Phones rang loudly throughout Los Angeles just before 4 p.m. on Thursday, warning people to evacuate.
The city’s Office of Emergency Management said the alert was sent “in error.” “The evacuation order remains unchanged,” the ministry said in a post to X.
Times staffers received alerts throughout the metropolitan area, from Long Beach to Echo Park and beyond, but the alerts did not appear to be based on distance from a particular fire.
“This is an emergency message from the Los Angeles County Fire Department,” the notice said. “An evacuation warning has been issued for your area.”
In the media room of the Los Angeles City Emergency Operations Center in downtown Los Angeles, the phones of elected officials, staffers and several reporters squealed all at once.
With her back to the huge glass wall separating the media area from the operations center floor, newly sworn-in Congresswoman Luz Rivas was in deep conversation with fellow new Congressman George Whiteside when she received an alert. shouted. to her 818 number.
Staffers had speculated that the alert was related to a fire brewing in West Hills until a reporter with the 310 area code said he also received the alert.
At the Village Chipotle in Atwater, customers and employees alike sighed and picked up the phone.
“Are you closed?” asked one of the employees who was slicing chicken in the back of the kitchen.
“This is a warning, not an order,” another employee responded as he read the warning. “If it’s an order, you have to close it immediately.”

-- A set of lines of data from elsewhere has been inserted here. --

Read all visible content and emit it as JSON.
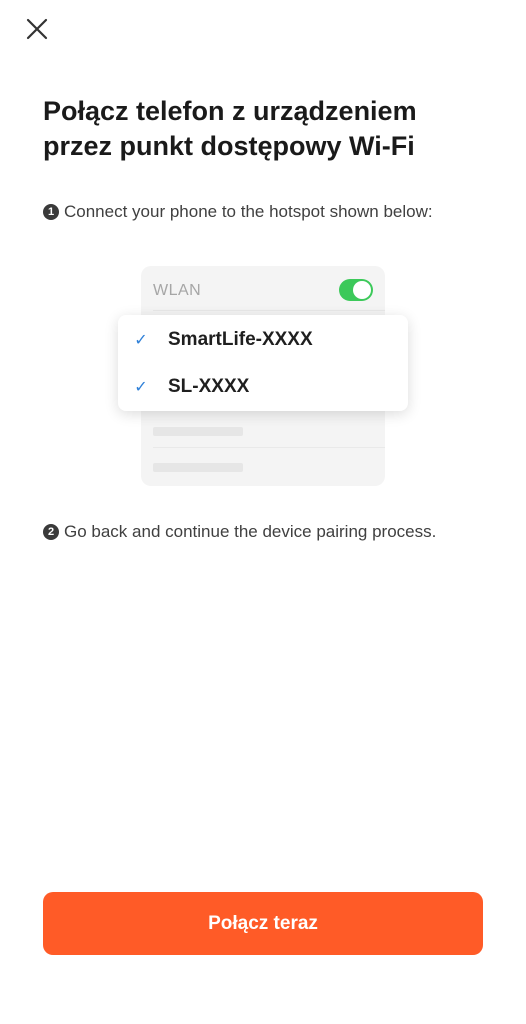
{
  "header": {
    "close_icon": "close-icon"
  },
  "title": "Połącz telefon z urządzeniem przez punkt dostępowy Wi-Fi",
  "steps": [
    {
      "number": "1",
      "text": "Connect your phone to the hotspot shown below:"
    },
    {
      "number": "2",
      "text": "Go back and continue the device pairing process."
    }
  ],
  "illustration": {
    "wlan_label": "WLAN",
    "toggle_on": true,
    "toggle_color": "#3cc95a",
    "networks": [
      {
        "ssid": "SmartLife-XXXX",
        "checked": true
      },
      {
        "ssid": "SL-XXXX",
        "checked": true
      }
    ],
    "check_icon": "check-icon",
    "check_color": "#2f80d8"
  },
  "connect_button": {
    "label": "Połącz teraz",
    "color": "#ff5b27"
  }
}
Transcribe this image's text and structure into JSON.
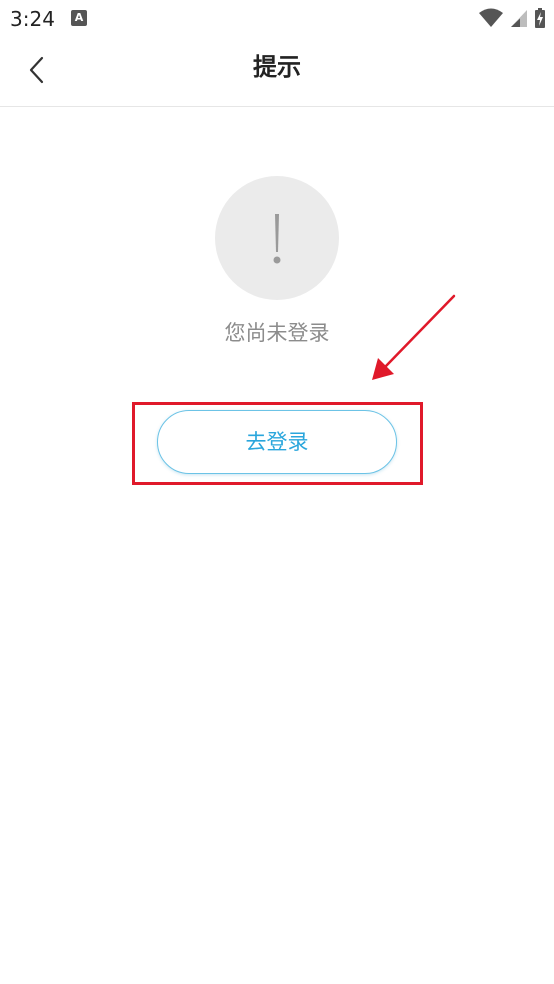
{
  "status_bar": {
    "time": "3:24",
    "notification_icon": "A"
  },
  "header": {
    "title": "提示",
    "back_icon": "chevron-left-icon"
  },
  "main": {
    "alert_icon": "exclamation-icon",
    "message": "您尚未登录",
    "login_button_label": "去登录"
  },
  "colors": {
    "accent": "#2aa6dc",
    "annotation": "#e0192a"
  }
}
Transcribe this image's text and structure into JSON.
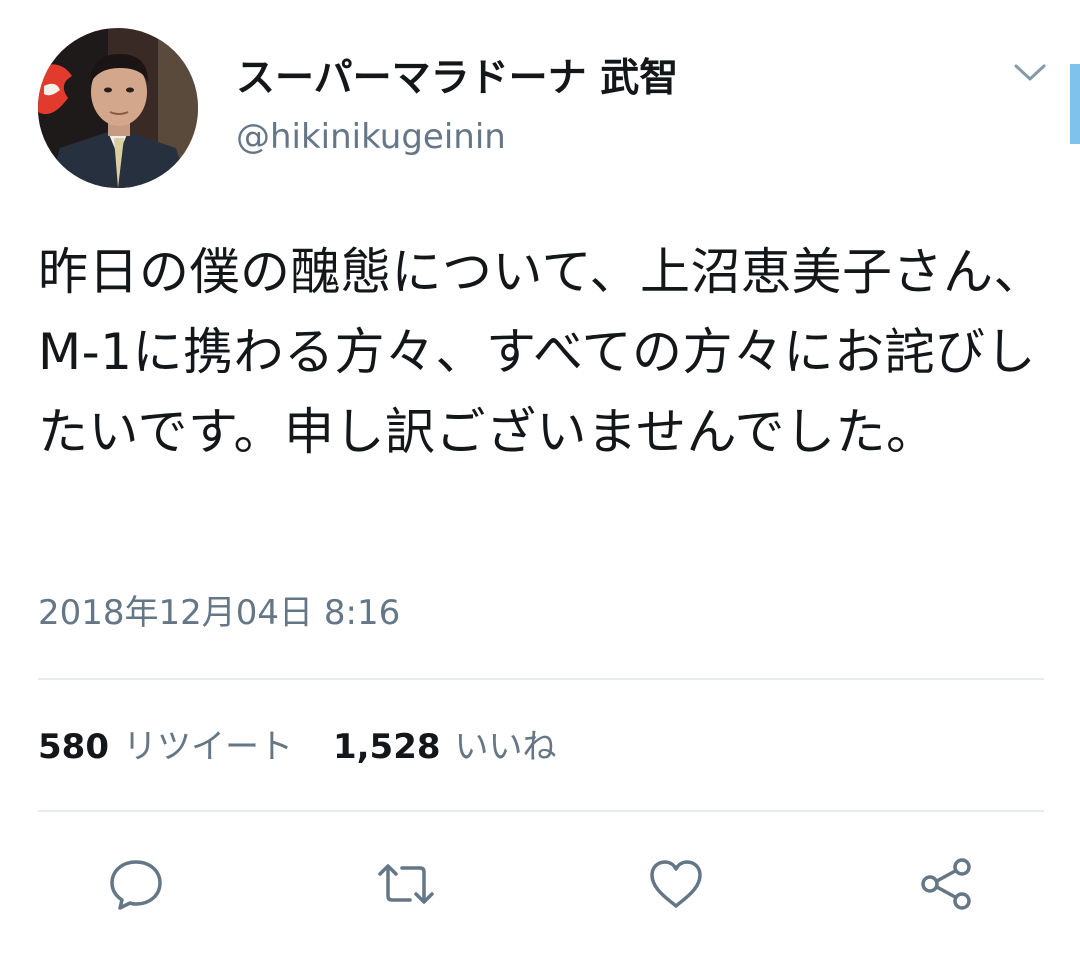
{
  "user": {
    "display_name": "スーパーマラドーナ 武智",
    "handle": "@hikinikugeinin"
  },
  "tweet": {
    "text": "昨日の僕の醜態について、上沼恵美子さん、 M-1に携わる方々、すべての方々にお詫びしたいです。申し訳ございませんでした。",
    "timestamp": "2018年12月04日 8:16"
  },
  "stats": {
    "retweet_count": "580",
    "retweet_label": "リツイート",
    "like_count": "1,528",
    "like_label": "いいね"
  },
  "icons": {
    "menu": "chevron-down-icon",
    "reply": "speech-bubble-icon",
    "retweet": "retweet-arrows-icon",
    "like": "heart-icon",
    "share": "share-nodes-icon"
  },
  "colors": {
    "text_primary": "#14171a",
    "text_secondary": "#657786",
    "divider": "#e6ecf0",
    "icon": "#657786",
    "scroll_indicator": "#7fc3ec"
  }
}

Then she turned to her customer. “It’s black beans, right?”
The alert linked to alertla.org, a site that crashed shortly after the alert went out.
The City of Santa Monica responded with an X, stating that the notice did not apply there.
All residents of Los Angeles County received a radio emergency alert regarding evacuation of the county. There is no latest evacuation information for Santa Monica. Evacuations in Santa Monica remain unchanged. For more information, please visit https://t.co/BTF6UsEbYG.
— City of Santa Monica (@santamonicacity) January 10, 2025
A second alert was issued at about 4:20 p.m., and the evacuation alert was sent in error and was supposed to apply only to the Kenneth Fire, officials said.